There’s no way she could have afforded routine purchases of Manolo Blahnik shoes and designer dresses on her estimated ~$60k-$70k salary as a freelance New York City magazine columnist. But her ability to afford her apartment, a West Village alcove studio, wasn’t so far-fetched in the late 1990s.
Classified ads from the time showed West Village studios for as low as $1k per month. Even a fancy Lower Manhattan studio with a doorman went for ~$2.2k/month on average.
But as rents have skyrocketed beyond incomes, there’s no way a modern-day Carrie Bradshaw could afford to live alone in the West Village.
The average rent for a Manhattan studio last month was ~$3.1k, and West Village studios go from ~$3k-$4k+.
The median freelance journalist in New York City makes ~$69k annually, according to ZipRecruiter, offering less purchasing power than what Bradshaw made more than two decades ago.
As millions of Americans stream “Sex and the City” and other old sitcoms, warm nostalgia has been accompanied by a cold dose of skepticism about the characters’ apartments and houses.
Were they paying far beyond their means, or are we judging with a 2020s perspective?

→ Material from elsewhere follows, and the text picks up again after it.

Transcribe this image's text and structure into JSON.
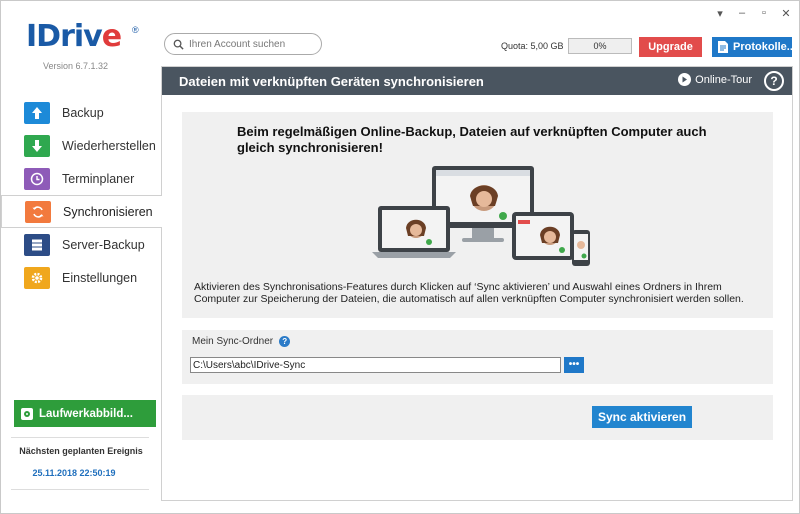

The Hustle analyzed the salaries and living situations of several famous sitcom characters over the past few decades as a lens on today’s housing market.
What we found is that not every sitcom was a fantasy. But with many young people priced out of cities, and average families unable to buy homes, it just feels that way today.
Income vs. housing costs
When sitcoms began populating the airwaves, housing costs — both for homeownership and rent — tended to rise in tandem with income and wages. From 1960 to 1970, US median household income barely lagged growth in median rent and actually exceeded the increase in median home sales prices.
But the trends began to change after the ’70s.
In 1970, the median home sales price in the US was ~$23k ($161k in 2021 values), and the median gross rent was $108 ($756). The median household income back then was ~$9k (~$63k).
By 2021, the median home sales price had increased 18x to ~$424k, the median gross rent 11x to ~$1.2k, and the median household income 7.7x to ~$69k.
The increases in recent years have been particularly dramatic. Housing prices climbed steadily in the early 2000s, cooled during the Great Recession, and rose by ~24% in the 2010s, compared to a ~17% rise in income, adjusted for inflation.
And then came the wild pandemic housing market, when the median sales price jumped ~39% from mid-2020 to mid-2022.
The run-up in housing prices has led more people to rent, but rent increases, too, are crushing — outpacing inflation and income growth since 2001. In 2022, cities like Boston and Miami saw rents rise ~20%-40% YoY.
Keep reading on The Hustle.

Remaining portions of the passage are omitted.